16 kinds of algorithms of table recognition result that different characteristic group is closed in MFD experiment
Test the experiment of 2 ORL face databases
In order to further verify the validity of GMCCA, the ORL database that human face posture changes greatly is chosen in this experiment
(http://www.cl.cam.ac.uk/research/dtg/attarchive/facedatabase.html).The database
It is made of the laboratory Britain Camb Olivetti from April, 1992 to a series of facial images shot during in April, 1994,
Share 40 all ages and classes, different sexes and not agnate object.Each 10 width image of object amounts to 400 width gray level image groups
At picture size is 92 × 112, and image background is black.Wherein face part expression and details change, for example, laugh at not
Laugh at, eyes are opened or closed, and are worn or are not worn glasses, human face posture also changes, depth rotation and Plane Rotation up to 20
Degree, facial size also have most 10% variation.The library is current most popular standard database, it contains a large amount of ratio
Relatively result.Fig. 2 shows the 6 width images of a people in ORL database.
4,5,6,7 or 8 width images are randomly selected in experiment from everyone 10 width images as training, remaining, which is used as, surveys
Examination;3 groups of features are extracted to each image.Wherein, primitive image features are denoted as O;By original image local binary patterns
Feature after (Local binary pattern, LBP) is extracted is denoted as L;By original image histograms of oriented gradients
Feature after (Histogram of Oriented Gradient, HOG) is extracted is denoted as H.LBP and HOG feature and combinations thereof is special
Sign has proved to be effective in recognition of face problem.In order to avoid singularity problem, with PCA by above-mentioned 3 kinds of feature reducings
To 100 dimensions.
Table 2 show the average recognition result for 10 random experiments that 6 kinds of algorithms are closed in 3 kinds of feature groups, and " n " indicates every
The number of training of class, similarly hereinafter.From table 2 it can be seen that the recognition effect of GMCCA is in 3 kinds of various combinations in the case where number big absolutely
It is superior to other 5 kinds of algorithms, and more all combined average recognition rates, GMCCA is also superior to other 5 kinds of algorithms.From table 2
It can also be seen that the recognition effect of GMCCA improves a lot than traditional CCA, and especially when number of training is less, such as every class
4 training samples.These are the result shows that the feature of GMCCA extraction demonstrates the validity of method with more robustness.In table 2
Result also show, there are four types of in the case of, the discrimination of GMCCA is slightly below other algorithms, but very close with optimal value.

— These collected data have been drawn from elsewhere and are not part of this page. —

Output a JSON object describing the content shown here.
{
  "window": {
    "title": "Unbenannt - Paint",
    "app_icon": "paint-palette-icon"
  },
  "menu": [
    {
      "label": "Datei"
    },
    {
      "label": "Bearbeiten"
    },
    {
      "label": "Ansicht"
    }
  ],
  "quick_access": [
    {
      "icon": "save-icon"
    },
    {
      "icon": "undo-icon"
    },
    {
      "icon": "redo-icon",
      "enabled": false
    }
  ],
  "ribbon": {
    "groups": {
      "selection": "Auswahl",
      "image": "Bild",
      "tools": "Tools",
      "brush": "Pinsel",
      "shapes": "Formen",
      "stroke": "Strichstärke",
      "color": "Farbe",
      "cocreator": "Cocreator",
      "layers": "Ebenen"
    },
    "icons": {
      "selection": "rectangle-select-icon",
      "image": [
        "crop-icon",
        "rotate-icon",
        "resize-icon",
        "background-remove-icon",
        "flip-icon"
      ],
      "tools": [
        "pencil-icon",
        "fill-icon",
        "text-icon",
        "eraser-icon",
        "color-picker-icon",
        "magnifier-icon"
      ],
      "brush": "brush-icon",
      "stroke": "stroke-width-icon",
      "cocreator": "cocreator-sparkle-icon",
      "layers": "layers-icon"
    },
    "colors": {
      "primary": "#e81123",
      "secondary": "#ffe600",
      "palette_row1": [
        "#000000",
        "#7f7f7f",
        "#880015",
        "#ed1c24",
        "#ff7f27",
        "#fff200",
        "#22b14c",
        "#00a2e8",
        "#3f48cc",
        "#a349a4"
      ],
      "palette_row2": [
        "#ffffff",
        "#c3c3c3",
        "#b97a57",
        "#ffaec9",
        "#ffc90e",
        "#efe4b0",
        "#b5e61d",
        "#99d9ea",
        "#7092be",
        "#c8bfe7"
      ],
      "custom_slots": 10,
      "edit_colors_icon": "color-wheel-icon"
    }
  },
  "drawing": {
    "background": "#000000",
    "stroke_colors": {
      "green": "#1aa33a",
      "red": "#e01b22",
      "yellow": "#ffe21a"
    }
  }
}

Recognition result of the 26 kinds of algorithms of table on ORL face database
The preceding 4 width image for choosing everyone in ORL database again is trained, and residual image is for testing, experimental result
As shown in figure 3, figure 4 and figure 5.Because other 5 kinds of algorithms are substantially better than PCA in table 2, Fig. 2, Fig. 3 and Fig. 4 illustrate only 5
Kind canonical correlation algorithm is in the case where 3 kinds of features are combined with the recognition result of dimension variation.It can be seen that from Fig. 2, Fig. 3 and Fig. 4 that GMCCA
Better than other 4 kinds of algorithms, especially in the case where dimension is less, the discrimination of GMCCA is apparently higher than other algorithms.From algorithm
Stability angle, GMCCA are also preferable than other 4 kinds of algorithms.Experimental result effectively demonstrates the robustness of GMCCA again.
Test the experiment of 3 COIL-20 object databases
Using the COIL-20 object database being widely used in the world, COIL-20 is Columbia University for this section experiment
One include 20 objects image data base (http://www.cs.columbia.edu/CAVE/software/
Softlib/coil-20.php), the database respectively to each object from 0 °~360 ° carry out horizontal direction rotation, every 5 °
Piece image is sampled, each object is total to take 72 width images, amounts to 1440 width images.The database has been successfully applied for
The fields such as pattern-recognition and machine learning, such as the visualizations of data, the estimation of posture.20 in COIL-20 database are right
As shown in Figure 6.
In experiment, 10,20,30,40 and 50 width images, remaining image are randomly selected from 72 width images of each object
As test.It is independent to carry out 10 random experiments, then calculate its average recognition rate.3 groups of spies are extracted to each image in experiment
Sign.This experiment will primitive image features be denoted as O;Feature after original image is extracted with LBP is denoted as L;Original image is used
Feature after HOG is extracted is denoted as H.And PCA is executed by above-mentioned 3 kinds of feature reducings to 50 dimensions.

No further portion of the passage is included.